Ask HN: Great books about the moon? - kaycebasques
I&#x27;ve been captivated by our grey friend in the sky lately. Looking for anything you got related to the moon: historical accounts of the moon missions, science books, heck, even sci-fi that revolves heavily around the moon (e.g. The Moon is a Harsh Mistress).
======
japhyr
I am currently reading Moondust: In Search of the Men Who Fell to Earth, by
Andrew Smith. Around 2002, he decided to track down all the people who walked
on the moon and are still living, and ask the basic question, "What do you do
after you've walked on the moon?"

It's a fascinating mix of personal stories, science, and a sense of what it
was like for people from all parts of society to experience the moon frenzy of
the late 60s/ early 70s.

[https://www.amazon.com/Moondust-Search-Men-Fell-
Earth/dp/000...](https://www.amazon.com/Moondust-Search-Men-Fell-
Earth/dp/0007155425)

------
mast
Two suggestions:

Arthur C. Clarke's "A Fall of Moondust".
[https://www.goodreads.com/book/show/149059.A_Fall_of_Moondus...](https://www.goodreads.com/book/show/149059.A_Fall_of_Moondust)

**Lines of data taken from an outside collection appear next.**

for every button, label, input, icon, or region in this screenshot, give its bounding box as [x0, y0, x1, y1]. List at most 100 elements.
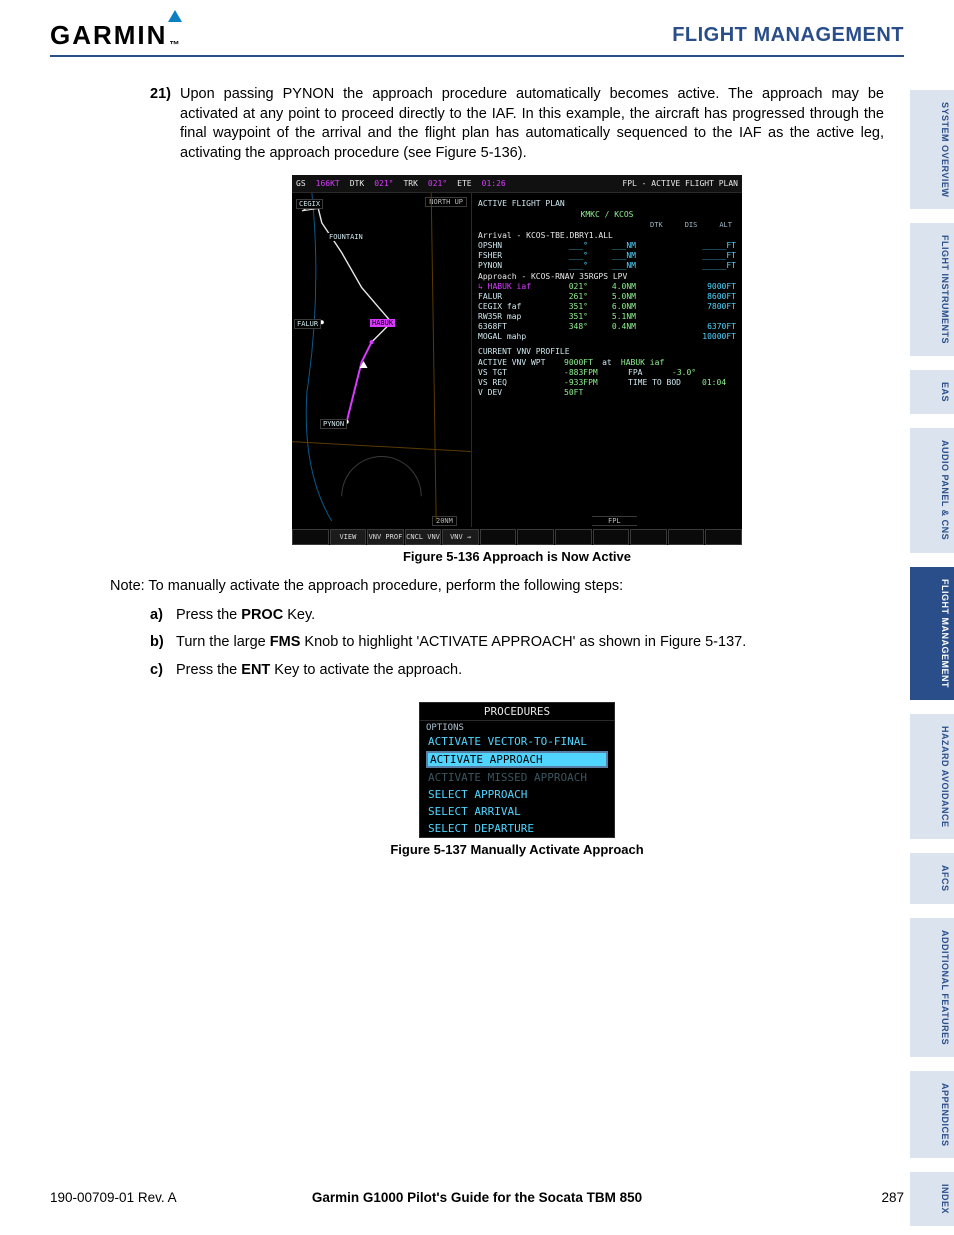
note-text: Note: To manually activate the approach …	[110, 578, 884, 594]
page-footer: 190-00709-01 Rev. A Garmin G1000 Pilot's…	[50, 1190, 904, 1205]
softkey-vnv-[interactable]: VNV →	[442, 529, 479, 545]
approach-row: 6368FT348°0.4NM6370FT	[478, 322, 736, 331]
footer-title: Garmin G1000 Pilot's Guide for the Socat…	[50, 1190, 904, 1205]
tab-eas[interactable]: EAS	[910, 370, 954, 414]
approach-row: RW35R map351°5.1NM	[478, 312, 736, 321]
proc-item-activate-vector-to-final[interactable]: ACTIVATE VECTOR-TO-FINAL	[420, 733, 614, 750]
softkey-empty	[480, 529, 517, 545]
tab-flight-instruments[interactable]: FLIGHT INSTRUMENTS	[910, 223, 954, 356]
map-svg	[292, 193, 471, 521]
side-tabs: SYSTEM OVERVIEW FLIGHT INSTRUMENTS EAS AUDI…	[910, 90, 954, 1226]
tab-system-overview[interactable]: SYSTEM OVERVIEW	[910, 90, 954, 209]
procedures-menu: PROCEDURES OPTIONS ACTIVATE VECTOR-TO-FI…	[419, 702, 615, 838]
vs-req: -933FPM	[564, 378, 624, 387]
vs-tgt-lbl: VS TGT	[478, 368, 560, 377]
vnv-wpt: HABUK iaf	[621, 358, 664, 367]
substep-b: b) Turn the large FMS Knob to highlight …	[150, 631, 884, 654]
softkey-vnv-prof[interactable]: VNV PROF	[367, 529, 404, 545]
fpl-plan: KMKC / KCOS	[478, 210, 736, 219]
section-title: FLIGHT MANAGEMENT	[672, 24, 904, 47]
dtk-label: DTK	[350, 179, 364, 188]
proc-item-activate-missed-approach: ACTIVATE MISSED APPROACH	[420, 769, 614, 786]
procedures-title: PROCEDURES	[420, 703, 614, 721]
substep-a-label: a)	[150, 604, 176, 627]
revision: 190-00709-01 Rev. A	[50, 1190, 177, 1205]
trk-label: TRK	[403, 179, 417, 188]
options-label: OPTIONS	[420, 723, 614, 733]
approach-row: CEGIX faf351°6.0NM7800FT	[478, 302, 736, 311]
softkey-row: VIEWVNV PROFCNCL VNVVNV →	[292, 529, 742, 545]
substep-c-label: c)	[150, 659, 176, 682]
tab-hazard-avoidance[interactable]: HAZARD AVOIDANCE	[910, 714, 954, 840]
map-wpt-habuk: HABUK	[370, 319, 395, 327]
tab-index[interactable]: INDEX	[910, 1172, 954, 1226]
approach-row: MOGAL mahp10000FT	[478, 332, 736, 341]
page-number: 287	[881, 1190, 904, 1205]
dtk-value: 021°	[374, 179, 393, 188]
map-wpt-cegix: CEGIX	[296, 199, 323, 209]
fpa: -3.0°	[672, 368, 696, 377]
approach-label: Approach - KCOS-RNAV 35RGPS LPV	[478, 272, 736, 281]
softkey-empty	[630, 529, 667, 545]
gs-value: 166KT	[316, 179, 340, 188]
map-wpt-falur: FALUR	[294, 319, 321, 329]
tab-appendices[interactable]: APPENDICES	[910, 1071, 954, 1159]
mfd-bottom-strip: 20NM FPL	[292, 515, 742, 527]
softkey-cncl-vnv[interactable]: CNCL VNV	[405, 529, 442, 545]
fpa-lbl: FPA	[628, 368, 668, 377]
vnv-profile-box: CURRENT VNV PROFILE ACTIVE VNV WPT9000FT…	[478, 347, 736, 397]
softkey-empty	[517, 529, 554, 545]
vs-req-lbl: VS REQ	[478, 378, 560, 387]
substeps: a) Press the PROC Key. b) Turn the large…	[150, 604, 884, 682]
softkey-empty	[555, 529, 592, 545]
softkey-view[interactable]: VIEW	[330, 529, 367, 545]
tab-audio-panel-cns[interactable]: AUDIO PANEL & CNS	[910, 428, 954, 552]
arrival-row: PYNON___°___NM_____FT	[478, 261, 736, 270]
figure-5-137-caption: Figure 5-137 Manually Activate Approach	[150, 842, 884, 857]
proc-item-select-arrival[interactable]: SELECT ARRIVAL	[420, 803, 614, 820]
approach-row: FALUR261°5.0NM8600FT	[478, 292, 736, 301]
logo-triangle-icon	[168, 10, 182, 22]
trk-value: 021°	[428, 179, 447, 188]
vnv-awpt: 9000FT	[564, 358, 593, 367]
page: GARMIN ™ FLIGHT MANAGEMENT SYSTEM OVERVI…	[0, 0, 954, 1235]
ete-value: 01:26	[482, 179, 506, 188]
figure-5-136: GS 166KT DTK 021° TRK 021° ETE 01:26 FPL…	[150, 175, 884, 564]
tab-flight-management[interactable]: FLIGHT MANAGEMENT	[910, 567, 954, 700]
substep-c: c) Press the ENT Key to activate the app…	[150, 659, 884, 682]
vs-tgt: -883FPM	[564, 368, 624, 377]
logo-trademark: ™	[169, 40, 181, 51]
softkey-empty	[292, 529, 329, 545]
tab-afcs[interactable]: AFCS	[910, 853, 954, 904]
vdev-lbl: V DEV	[478, 388, 560, 397]
nav-map: NORTH UP	[292, 193, 472, 527]
garmin-logo: GARMIN ™	[50, 20, 181, 51]
col-alt: ALT	[719, 221, 732, 229]
approach-row: ↳ HABUK iaf021°4.0NM9000FT	[478, 282, 736, 291]
map-wpt-pynon: PYNON	[320, 419, 347, 429]
page-header: GARMIN ™ FLIGHT MANAGEMENT	[50, 20, 904, 57]
logo-text: GARMIN	[50, 20, 167, 51]
col-dtk: DTK	[650, 221, 663, 229]
vdev: 50FT	[564, 388, 583, 397]
col-dis: DIS	[685, 221, 698, 229]
proc-item-select-departure[interactable]: SELECT DEPARTURE	[420, 820, 614, 837]
softkey-empty	[668, 529, 705, 545]
proc-item-select-approach[interactable]: SELECT APPROACH	[420, 786, 614, 803]
softkey-empty	[593, 529, 630, 545]
figure-5-136-caption: Figure 5-136 Approach is Now Active	[150, 549, 884, 564]
fpl-title: FPL - ACTIVE FLIGHT PLAN	[622, 179, 738, 188]
ttb: 01:04	[702, 378, 726, 387]
mfd-screenshot: GS 166KT DTK 021° TRK 021° ETE 01:26 FPL…	[292, 175, 742, 545]
softkey-empty	[705, 529, 742, 545]
tab-additional-features[interactable]: ADDITIONAL FEATURES	[910, 918, 954, 1057]
map-wpt-fountain: FOUNTAIN	[328, 233, 364, 241]
arrival-label: Arrival - KCOS-TBE.DBRY1.ALL	[478, 231, 736, 240]
mfd-topbar: GS 166KT DTK 021° TRK 021° ETE 01:26 FPL…	[292, 175, 742, 193]
step-number: 21)	[150, 85, 180, 163]
body: 21) Upon passing PYNON the approach proc…	[50, 85, 904, 857]
substep-c-text: Press the ENT Key to activate the approa…	[176, 659, 462, 682]
proc-item-activate-approach[interactable]: ACTIVATE APPROACH	[426, 751, 608, 768]
step-text: Upon passing PYNON the approach procedur…	[180, 85, 884, 163]
flight-plan-panel: ACTIVE FLIGHT PLAN KMKC / KCOS DTK DIS A…	[472, 193, 742, 527]
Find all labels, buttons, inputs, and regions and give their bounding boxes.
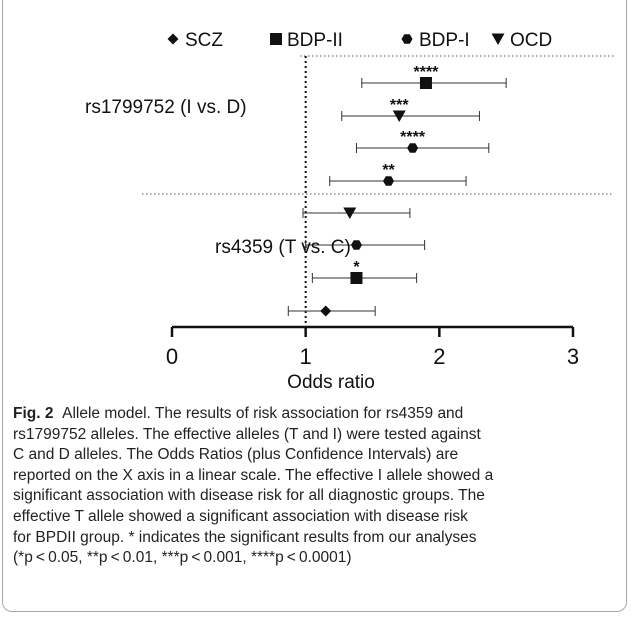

\- This might be a bit dated now, but I remember enjoying it years ago.

Buzz Aldrin's "Men From Earth"
[https://www.goodreads.com/book/show/1369808.Men_from_Earth](https://www.goodreads.com/book/show/1369808.Men_from_Earth)

------
ColinWright
No a book, but here's a thing I wrote, and on which I base a talk and a
workshop:

[https://www.solipsys.co.uk/cgi-
bin/sews.py?HowHighTheMoon](https://www.solipsys.co.uk/cgi-
bin/sews.py?HowHighTheMoon)

It's not all that deep, but I think it's kinda cool.